You’ll need mark each point’s position precisely, as even a millimetre or two could result in the accessory not fitting properly. The easiest way to get precise markings is to mark the wall through the pre-cut holes in the bathroom accessory.

Once you’ve marked each point with a dot, draw a small cross on each location so that you can drill accurately. If you’re worried about hanging your item at an odd angle, you can check the line between the two points using a spirit level.

Picture of tile drilling with guide

Now, it’s time to start drilling

Once you’ve marked the location of each hole, it’s time to start drilling. If your drill has a guide plate – a small plastic or rubber guide made of anti-slip material – make sure you hold over the point you’ll be drilling to prevent letting the drill slip.

Before you start drilling, clean up your work area to make sure there’s no risk of you slipping. Wear safety glasses and a mask while you drill, as chips from the tile could come into contact with your face if you make a mistake while drilling.

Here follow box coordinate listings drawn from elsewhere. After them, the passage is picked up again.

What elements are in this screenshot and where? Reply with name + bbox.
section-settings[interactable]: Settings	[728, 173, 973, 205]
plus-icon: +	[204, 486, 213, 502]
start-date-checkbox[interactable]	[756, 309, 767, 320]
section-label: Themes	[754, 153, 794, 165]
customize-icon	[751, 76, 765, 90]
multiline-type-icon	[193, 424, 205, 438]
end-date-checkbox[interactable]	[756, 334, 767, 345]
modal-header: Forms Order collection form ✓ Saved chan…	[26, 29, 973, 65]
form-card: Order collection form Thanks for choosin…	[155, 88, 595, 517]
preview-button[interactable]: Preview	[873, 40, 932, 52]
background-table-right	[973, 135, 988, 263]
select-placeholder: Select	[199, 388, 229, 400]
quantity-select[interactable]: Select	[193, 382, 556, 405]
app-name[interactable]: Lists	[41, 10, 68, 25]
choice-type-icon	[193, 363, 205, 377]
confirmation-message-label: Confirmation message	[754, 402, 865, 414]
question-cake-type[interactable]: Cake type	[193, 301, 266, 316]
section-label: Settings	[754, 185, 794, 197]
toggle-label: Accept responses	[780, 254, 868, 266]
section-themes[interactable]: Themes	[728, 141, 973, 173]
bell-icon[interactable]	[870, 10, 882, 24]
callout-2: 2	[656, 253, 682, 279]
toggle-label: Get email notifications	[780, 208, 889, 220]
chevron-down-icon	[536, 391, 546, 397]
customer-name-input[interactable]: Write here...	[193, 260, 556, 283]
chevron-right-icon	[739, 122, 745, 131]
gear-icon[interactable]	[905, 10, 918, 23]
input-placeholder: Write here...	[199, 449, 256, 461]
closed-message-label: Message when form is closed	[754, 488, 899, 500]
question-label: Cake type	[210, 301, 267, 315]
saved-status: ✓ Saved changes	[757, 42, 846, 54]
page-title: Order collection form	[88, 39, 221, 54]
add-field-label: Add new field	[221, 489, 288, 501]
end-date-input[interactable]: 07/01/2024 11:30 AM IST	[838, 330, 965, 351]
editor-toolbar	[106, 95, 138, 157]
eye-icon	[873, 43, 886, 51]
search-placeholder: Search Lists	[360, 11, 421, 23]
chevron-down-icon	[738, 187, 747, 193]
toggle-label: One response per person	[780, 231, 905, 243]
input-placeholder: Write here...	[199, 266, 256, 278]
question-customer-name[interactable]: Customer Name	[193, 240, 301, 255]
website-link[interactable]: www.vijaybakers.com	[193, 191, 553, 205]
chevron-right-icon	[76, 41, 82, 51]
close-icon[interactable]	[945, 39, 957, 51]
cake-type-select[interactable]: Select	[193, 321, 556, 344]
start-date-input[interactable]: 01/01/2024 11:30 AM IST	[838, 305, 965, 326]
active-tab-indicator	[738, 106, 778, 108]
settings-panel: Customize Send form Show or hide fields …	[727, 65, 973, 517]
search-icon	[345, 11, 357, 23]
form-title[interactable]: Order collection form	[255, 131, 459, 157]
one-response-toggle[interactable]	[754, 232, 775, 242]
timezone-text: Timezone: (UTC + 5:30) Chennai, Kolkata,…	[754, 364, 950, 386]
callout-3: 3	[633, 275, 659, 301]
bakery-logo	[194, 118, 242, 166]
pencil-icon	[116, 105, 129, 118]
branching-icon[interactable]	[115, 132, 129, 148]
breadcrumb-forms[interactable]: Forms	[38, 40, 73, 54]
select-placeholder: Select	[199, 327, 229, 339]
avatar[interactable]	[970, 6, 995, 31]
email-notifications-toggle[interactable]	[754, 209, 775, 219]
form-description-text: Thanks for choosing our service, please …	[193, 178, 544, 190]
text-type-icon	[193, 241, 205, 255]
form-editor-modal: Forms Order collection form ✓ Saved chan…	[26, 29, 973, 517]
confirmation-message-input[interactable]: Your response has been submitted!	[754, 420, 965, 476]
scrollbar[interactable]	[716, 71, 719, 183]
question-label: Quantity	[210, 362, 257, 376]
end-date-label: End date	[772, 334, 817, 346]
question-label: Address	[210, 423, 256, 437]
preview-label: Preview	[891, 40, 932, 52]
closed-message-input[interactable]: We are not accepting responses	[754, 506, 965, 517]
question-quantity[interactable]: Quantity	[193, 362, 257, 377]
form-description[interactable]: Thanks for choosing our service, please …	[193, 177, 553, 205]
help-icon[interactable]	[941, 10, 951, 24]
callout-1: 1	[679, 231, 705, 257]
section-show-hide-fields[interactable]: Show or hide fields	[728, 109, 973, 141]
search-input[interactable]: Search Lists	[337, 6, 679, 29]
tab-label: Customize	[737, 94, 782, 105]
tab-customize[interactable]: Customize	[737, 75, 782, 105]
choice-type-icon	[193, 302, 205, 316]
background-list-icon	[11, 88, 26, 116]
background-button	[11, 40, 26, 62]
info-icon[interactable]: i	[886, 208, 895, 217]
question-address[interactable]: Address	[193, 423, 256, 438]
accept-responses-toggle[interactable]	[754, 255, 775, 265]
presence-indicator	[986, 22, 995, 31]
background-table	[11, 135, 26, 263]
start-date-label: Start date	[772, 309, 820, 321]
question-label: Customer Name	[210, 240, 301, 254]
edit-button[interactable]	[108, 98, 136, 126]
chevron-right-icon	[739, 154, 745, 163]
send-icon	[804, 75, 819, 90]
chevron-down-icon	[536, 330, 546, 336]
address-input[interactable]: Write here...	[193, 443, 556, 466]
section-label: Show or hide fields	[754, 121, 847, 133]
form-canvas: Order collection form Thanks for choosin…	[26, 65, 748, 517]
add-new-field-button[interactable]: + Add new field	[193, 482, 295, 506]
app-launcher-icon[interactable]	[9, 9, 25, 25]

Place the drill bit inside the guide plate and gently start drilling into the tile. Use the drill for two to three seconds to create a shallow hole in the tile surface. Once you’ve done this, cool down the drill bit using cold or lukewarm water.

If you’re drilling several holes – for example, two holes to hang a towel rail – you can repeat this process for the other hole. It’s best to drill a shallow hole in each of your drilling points before you start drilling deeper into each hole.

Return to your first hole and drill into the tile, applying a normal amount of pressure to the drill. You should drill for five to eight seconds into each hole – after this point, the drill bit will become too hot to continue.

Drill for five to eight seconds, then wet the drill bit using cool water. The drill bit will be extremely hot after five to eight seconds of use, so avoid touching it directly with your hands. You can use a running tap or hose to easily cool the drill bit.

Once you've cooled the drill bit, repeat the process and drill into the tile for five to eight seconds. Cool the drill bit and continue. It will take several minutes for you to drill each hole – be patient and don’t rush, as you could damage the drill bit.

Clean the tiles and attach the accessory

Once you’ve finished drilling each hole, it’s time to clean the tile surface. Remove the masking tape and wipe away any dust on the tile using a wet cloth. At this point, you can attach the bathroom accessory, provided the holes are the correct depth.

Drilling through tiles might seem difficult, but it’s relatively easy if you work slowly and use the correct equipment. Be patient and ensure your drill bit remains as cool as possible throughout the process and you’ll rarely, if ever, crack any tiles.